READER LINDA DE VUYST OF NUEVO, CALIF., WRITES, "I would like to praise men (and women) who, not giving into temptation, stick with the spouses of their youth." So would I. One underlying assumption of many socialist women who spoke up at the Chicago conference I attended late last month (see p. 16) was that all husbands cheat on their wives and Christian husbands are the worst, because they're not just adulterers but hypocrites as well.
Physical or psychological adultery fuels many tragedies and ideologies, including feminism. Miriam, a graduate student at Socialism 2003, spoke of a 28-year-old married friend with four children and what she thought was a loving husband: "During the last couple of years I've been getting the urge to become a mother, and this couple was my model." Miriam said that last fall her friend's husband took her aside and said that since his wife did not work outside the home they had lost contact with each other. The husband said he no longer understood his wife's interests and didn't even know what to get her for Christmas. He asked for Miriam's help and sympathy: "I found that incredibly disturbing."

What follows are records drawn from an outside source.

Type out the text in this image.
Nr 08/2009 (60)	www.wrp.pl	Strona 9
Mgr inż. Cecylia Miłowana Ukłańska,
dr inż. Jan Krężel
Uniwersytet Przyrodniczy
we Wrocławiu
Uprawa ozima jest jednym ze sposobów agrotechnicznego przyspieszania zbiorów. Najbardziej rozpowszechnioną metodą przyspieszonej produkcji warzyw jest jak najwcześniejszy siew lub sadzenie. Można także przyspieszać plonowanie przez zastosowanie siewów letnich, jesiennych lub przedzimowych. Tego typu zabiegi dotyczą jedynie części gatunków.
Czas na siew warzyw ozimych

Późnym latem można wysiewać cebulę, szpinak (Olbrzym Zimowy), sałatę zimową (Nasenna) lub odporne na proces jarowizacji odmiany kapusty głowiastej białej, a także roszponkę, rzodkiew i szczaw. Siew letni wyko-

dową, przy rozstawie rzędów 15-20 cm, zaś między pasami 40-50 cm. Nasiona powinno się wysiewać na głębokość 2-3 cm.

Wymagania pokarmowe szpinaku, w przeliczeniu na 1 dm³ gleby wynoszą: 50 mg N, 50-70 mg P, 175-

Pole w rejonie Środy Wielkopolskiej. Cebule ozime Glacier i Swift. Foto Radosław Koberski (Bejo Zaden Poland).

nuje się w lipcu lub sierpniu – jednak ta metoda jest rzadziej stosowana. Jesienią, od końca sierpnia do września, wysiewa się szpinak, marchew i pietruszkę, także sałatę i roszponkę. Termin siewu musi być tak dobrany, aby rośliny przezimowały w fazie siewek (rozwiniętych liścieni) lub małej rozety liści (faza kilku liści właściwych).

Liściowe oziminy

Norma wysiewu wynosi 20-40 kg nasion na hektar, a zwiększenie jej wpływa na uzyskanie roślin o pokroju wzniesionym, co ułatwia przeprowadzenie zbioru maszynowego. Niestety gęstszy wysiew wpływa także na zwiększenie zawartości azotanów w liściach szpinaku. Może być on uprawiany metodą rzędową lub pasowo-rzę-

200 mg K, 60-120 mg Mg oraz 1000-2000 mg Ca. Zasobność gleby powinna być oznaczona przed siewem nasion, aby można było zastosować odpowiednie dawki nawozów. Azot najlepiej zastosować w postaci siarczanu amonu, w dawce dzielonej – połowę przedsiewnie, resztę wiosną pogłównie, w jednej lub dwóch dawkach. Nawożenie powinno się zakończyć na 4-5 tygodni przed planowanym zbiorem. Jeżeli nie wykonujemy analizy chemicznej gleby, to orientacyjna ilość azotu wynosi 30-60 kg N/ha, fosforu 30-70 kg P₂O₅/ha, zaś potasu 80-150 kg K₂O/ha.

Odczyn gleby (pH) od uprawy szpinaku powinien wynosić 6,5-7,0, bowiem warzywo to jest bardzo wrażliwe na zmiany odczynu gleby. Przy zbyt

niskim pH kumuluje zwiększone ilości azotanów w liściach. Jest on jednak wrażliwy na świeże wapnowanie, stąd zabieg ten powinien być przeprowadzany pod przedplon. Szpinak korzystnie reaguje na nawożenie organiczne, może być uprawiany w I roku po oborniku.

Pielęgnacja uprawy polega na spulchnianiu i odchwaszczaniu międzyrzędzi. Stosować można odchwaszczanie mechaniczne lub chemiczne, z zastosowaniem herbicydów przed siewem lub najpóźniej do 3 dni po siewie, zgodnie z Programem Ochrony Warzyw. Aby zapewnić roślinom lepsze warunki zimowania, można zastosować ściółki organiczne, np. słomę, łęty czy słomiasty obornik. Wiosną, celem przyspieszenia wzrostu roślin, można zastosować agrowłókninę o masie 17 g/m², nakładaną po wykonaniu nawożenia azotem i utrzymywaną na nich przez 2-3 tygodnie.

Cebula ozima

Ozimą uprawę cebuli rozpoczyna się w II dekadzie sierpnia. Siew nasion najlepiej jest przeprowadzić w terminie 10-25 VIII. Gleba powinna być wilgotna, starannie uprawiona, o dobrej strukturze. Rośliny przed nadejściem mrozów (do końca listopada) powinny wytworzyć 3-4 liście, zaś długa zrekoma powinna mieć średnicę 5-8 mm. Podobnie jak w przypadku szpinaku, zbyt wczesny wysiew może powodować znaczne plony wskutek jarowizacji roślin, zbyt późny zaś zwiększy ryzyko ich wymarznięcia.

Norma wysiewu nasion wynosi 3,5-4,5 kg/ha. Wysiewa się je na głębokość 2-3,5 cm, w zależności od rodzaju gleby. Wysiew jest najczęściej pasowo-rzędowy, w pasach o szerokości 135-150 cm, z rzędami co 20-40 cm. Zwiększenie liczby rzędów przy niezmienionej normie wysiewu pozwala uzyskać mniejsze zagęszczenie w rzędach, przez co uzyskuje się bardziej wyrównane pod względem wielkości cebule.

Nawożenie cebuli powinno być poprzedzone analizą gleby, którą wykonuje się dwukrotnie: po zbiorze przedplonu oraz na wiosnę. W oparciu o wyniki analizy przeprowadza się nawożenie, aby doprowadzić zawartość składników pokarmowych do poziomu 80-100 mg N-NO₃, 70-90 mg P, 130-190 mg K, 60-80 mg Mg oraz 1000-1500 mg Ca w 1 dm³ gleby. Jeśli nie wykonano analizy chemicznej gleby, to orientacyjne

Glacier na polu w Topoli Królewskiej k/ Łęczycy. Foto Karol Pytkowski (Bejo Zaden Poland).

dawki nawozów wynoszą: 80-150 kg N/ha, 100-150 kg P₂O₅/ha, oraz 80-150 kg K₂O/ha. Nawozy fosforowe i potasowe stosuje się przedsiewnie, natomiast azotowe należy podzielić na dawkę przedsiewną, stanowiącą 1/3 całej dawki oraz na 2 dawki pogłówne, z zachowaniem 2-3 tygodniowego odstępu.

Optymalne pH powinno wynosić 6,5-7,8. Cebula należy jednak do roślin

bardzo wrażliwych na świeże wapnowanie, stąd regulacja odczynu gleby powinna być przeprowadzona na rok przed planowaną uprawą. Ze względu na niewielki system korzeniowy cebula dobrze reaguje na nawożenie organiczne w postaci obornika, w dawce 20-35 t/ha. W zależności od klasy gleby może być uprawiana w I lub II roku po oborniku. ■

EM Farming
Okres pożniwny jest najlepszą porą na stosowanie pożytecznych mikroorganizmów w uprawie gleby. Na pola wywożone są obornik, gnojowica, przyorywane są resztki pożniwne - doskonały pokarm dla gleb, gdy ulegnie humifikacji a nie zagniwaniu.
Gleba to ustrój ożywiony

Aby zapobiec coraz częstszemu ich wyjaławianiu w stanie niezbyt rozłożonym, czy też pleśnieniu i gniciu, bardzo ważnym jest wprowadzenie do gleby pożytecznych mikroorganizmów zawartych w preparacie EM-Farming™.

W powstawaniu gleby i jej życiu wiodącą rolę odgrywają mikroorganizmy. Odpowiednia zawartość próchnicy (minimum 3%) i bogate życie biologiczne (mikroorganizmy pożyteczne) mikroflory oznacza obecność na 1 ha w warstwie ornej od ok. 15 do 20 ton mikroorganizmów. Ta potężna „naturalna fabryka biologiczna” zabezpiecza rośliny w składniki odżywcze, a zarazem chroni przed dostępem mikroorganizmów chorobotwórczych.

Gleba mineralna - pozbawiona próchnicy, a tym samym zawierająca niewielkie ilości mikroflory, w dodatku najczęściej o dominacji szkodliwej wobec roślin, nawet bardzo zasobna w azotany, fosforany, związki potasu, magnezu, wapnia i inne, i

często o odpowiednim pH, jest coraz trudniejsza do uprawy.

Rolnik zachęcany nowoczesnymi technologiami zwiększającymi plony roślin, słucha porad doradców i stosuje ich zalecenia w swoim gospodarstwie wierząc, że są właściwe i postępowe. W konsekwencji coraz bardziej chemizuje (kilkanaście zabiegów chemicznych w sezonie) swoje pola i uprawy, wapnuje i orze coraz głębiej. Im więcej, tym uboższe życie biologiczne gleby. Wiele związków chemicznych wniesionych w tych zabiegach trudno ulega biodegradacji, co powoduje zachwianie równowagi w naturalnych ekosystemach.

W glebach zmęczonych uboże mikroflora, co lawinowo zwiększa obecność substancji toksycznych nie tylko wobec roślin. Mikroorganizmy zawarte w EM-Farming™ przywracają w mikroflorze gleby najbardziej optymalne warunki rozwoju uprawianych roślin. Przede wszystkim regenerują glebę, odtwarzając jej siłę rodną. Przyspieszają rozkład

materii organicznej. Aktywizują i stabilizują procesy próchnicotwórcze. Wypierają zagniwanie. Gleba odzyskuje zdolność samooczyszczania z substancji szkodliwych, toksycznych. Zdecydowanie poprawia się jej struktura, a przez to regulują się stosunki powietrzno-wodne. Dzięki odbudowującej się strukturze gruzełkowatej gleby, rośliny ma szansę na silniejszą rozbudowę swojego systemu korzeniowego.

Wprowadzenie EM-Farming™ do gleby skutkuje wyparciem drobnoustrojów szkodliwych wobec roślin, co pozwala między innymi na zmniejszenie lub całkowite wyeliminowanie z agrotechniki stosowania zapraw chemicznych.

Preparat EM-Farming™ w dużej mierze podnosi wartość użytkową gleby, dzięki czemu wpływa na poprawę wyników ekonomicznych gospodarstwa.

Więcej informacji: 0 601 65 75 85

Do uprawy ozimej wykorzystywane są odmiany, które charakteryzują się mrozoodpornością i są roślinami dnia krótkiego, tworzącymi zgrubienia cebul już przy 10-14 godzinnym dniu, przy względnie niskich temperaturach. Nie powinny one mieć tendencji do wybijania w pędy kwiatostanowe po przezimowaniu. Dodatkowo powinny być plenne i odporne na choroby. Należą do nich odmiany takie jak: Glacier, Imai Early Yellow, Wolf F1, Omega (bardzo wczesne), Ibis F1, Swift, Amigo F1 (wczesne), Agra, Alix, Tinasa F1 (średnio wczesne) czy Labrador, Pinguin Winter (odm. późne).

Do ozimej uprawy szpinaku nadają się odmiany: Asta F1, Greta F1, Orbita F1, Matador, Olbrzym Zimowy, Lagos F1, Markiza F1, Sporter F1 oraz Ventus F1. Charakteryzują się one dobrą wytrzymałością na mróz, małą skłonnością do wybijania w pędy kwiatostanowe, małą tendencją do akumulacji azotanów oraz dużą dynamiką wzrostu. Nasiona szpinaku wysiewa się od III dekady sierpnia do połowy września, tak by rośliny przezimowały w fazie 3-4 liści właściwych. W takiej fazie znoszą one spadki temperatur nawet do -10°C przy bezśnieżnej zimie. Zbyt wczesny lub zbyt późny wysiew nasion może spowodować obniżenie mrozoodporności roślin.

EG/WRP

Socialism 2003 attendees listened attentively to lecturers who made the 1917 Russian Revolution history's high point not because of economic change but because Lenin attempted to overthrow the Christian idea of marriage and family. One speaker, Tristine Adie, orated about Soviet decrees of complete sexual freedom and communal living for most Moscow and Petrograd residents. She later acknowledged that people lived together because they had no choice, and that Josef Stalin "turned back the clock" when he came to power; nevertheless, the brief golden age "shows how quickly home life can be socialized" when necessity and opportunity knock.
One young woman, who complained that her mother doesn't believe in socialized child care-"She says, 'I took care of two kids by myself, why can't others do it?'"-responded, "I'm tired of hearing that young women are inferior if they can't hold onto someone. The Russian Revolution is such an inspiration about what is possible." Fueled by personal frustrations and examples of hypocrisy, she had latched onto a fantasy. So have many others: Few go all the way to Marxism, but feminism is one of the regnant ideologies on college campuses.
Some Christians try to beat feminism by joining it. A few pretend that men and women are the same except for reproductive organs. Others support unisex translations of the Bible. Many blush at biblical descriptions of husbands as the servant-leaders of their families. But a transition that occurred 2,000 years ago points to a Christian way of fighting the frustrations that lead to feminism; it could be summed up by the words in one of Otis Redding's memorable songs, "try a little tenderness."
Look at life for women before Christ. Classical scholars used to muse about "the glory that was Greece," but ancient Greece was glorious neither for slaves nor those near-slaves known as wives. An Athenian wife was not allowed to eat with her husband's guests nor leave the house without male escort. Spartan women probably had more freedom but were still kept "under lock and key," according to the second-century biographer Plutarch.
Greek men viewed women as inferior from birth (as in China today, baby girls suffered infanticide far more often than boys) and into adulthood. The great fifth-century dramatist Aeschylus had his chorus declare about women, "Evil are they and guileful of purpose, with impure hearts." Later, in Rome, husbands could divorce wives who went outside without a veil and could kill them for committing adultery. The historian Tacitus wrote that women were by nature cruel, and the humorist Juvenal thought that women were so low that "there is nothing a woman will not permit herself to do."
Those customs and attitudes changed in Greece and Rome with the coming of Christianity. (For more on this, see Alvin Schmidt's Under the Influence: How Christianity Transformed Civilization.) Jesus set the example by speaking tenderly to a Samaritan woman and two Jewish women, by letting women follow him, and by appearing before several after his resurrection. The Apostle Paul wrote tenderly of women who were leaders in pulling together Christians in Colossae, Ephesus, Phillipi, and Laodicea. Note that Paul and others did not write about altering the pattern of male headship. Instead, they suggested that a husband should be willing to lay down his life for his wife, as Christ laid down His for the church.
Christianity is not an ideology. It's not primarily even a theology. It's a faith in One who showed us how to live and think and speak: with firmness toward shepherds who lead sheep astray, but with tenderness toward the sheep themselves.